Leader of The Alberta First Party
- In office 2000–2004
- Preceded by: Randy Thornstein

President of the Alberta Social Credit Party
- In office 1997–1999
- Succeeded by: Vacant

Founding-President of the Alberta First Party
- In office 1999–2000

= John Reil =

Canadian politician

John Reil (born 1949) is a former Canadian provincial politician, who served as leader of the Alberta First Party.

==Political career==
Reil ran as a candidate for the Social Credit Party of Alberta in the 1997 Alberta general election. He ran in the electoral district of St. Albert and was defeated by Mary O'Neill who picked up the district for the Progressive Conservatives over incumbent Len Bracko.

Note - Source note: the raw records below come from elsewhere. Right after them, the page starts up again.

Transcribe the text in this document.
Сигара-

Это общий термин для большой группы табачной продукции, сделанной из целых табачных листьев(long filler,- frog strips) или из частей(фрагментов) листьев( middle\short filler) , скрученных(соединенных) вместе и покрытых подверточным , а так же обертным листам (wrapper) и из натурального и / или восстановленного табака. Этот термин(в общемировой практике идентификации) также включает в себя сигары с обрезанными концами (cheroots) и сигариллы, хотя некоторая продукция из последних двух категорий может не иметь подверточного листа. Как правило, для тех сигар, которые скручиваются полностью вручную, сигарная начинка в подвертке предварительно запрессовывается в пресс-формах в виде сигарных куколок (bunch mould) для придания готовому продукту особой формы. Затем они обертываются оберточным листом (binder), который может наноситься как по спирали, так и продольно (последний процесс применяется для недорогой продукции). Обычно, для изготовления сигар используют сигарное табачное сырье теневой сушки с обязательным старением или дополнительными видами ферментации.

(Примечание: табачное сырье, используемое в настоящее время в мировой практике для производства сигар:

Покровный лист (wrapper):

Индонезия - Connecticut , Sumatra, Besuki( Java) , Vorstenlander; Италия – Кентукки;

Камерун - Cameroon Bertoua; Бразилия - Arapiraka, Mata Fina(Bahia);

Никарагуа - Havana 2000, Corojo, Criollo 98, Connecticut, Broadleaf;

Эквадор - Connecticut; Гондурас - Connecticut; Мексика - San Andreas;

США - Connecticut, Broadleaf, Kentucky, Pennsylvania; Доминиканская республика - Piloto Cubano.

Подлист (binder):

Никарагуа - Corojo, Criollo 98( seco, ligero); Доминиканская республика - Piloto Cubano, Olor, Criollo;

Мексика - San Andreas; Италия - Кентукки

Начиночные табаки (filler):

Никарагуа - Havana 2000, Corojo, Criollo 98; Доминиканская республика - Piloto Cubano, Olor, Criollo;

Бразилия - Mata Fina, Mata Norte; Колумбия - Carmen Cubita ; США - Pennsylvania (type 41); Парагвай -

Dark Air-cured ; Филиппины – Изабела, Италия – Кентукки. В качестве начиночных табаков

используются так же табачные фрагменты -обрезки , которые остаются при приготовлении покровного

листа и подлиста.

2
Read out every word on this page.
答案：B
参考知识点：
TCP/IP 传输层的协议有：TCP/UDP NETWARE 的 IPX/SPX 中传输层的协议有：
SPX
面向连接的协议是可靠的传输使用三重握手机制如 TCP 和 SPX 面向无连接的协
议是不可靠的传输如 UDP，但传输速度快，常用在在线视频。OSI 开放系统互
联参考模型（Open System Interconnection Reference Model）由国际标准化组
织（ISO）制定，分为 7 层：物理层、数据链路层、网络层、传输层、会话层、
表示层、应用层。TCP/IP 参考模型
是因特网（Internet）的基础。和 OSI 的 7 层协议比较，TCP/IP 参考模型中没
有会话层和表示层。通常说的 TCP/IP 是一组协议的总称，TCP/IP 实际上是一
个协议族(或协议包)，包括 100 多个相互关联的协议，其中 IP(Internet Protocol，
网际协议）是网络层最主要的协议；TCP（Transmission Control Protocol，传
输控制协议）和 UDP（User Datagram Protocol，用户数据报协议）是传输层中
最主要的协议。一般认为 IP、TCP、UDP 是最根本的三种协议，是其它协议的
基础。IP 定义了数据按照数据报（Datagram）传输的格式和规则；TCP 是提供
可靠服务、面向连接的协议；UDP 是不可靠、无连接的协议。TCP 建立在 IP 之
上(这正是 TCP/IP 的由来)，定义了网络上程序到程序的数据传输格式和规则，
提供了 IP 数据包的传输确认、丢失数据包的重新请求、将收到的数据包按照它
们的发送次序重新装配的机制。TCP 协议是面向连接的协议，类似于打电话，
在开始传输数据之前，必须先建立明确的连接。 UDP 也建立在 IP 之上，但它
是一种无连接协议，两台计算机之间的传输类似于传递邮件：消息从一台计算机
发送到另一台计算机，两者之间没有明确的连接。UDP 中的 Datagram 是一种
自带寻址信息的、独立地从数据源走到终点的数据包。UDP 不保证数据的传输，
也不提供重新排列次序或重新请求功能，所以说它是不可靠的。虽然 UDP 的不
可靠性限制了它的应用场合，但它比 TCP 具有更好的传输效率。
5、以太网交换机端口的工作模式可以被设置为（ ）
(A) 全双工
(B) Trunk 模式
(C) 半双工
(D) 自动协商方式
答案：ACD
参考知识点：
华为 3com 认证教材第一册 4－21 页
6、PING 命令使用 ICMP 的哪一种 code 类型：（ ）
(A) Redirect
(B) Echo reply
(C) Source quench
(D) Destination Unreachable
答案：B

Reil had been serving as the Social Credit party President until he left in 1999 along with Leader Randy Thorsteinson and helped to found the Alberta First Party. This move came after the Socreds restricted involvement of Mormons in running the party.

Reil served as Alberta First's founding President until he was elected as the leader for the party at a convention held on January 22, 2000. In June of that year he contested a by-election held after Pam Barrett resigned after her near-death experience in the dentist chair. Reil managed to take 3% of the popular vote, but was soundly defeated by NDP candidate Brian Mason. Reil contested the 2001 Alberta general election in the electoral district of Cardston-Taber-Warner. He finished second with a respectable showing to Broyce Jacobs.

Reil left the Alberta First Party and ran for the leadership of the Alberta Liberal Party in 2004. He was defeated in a three-way race by Kevin Taft.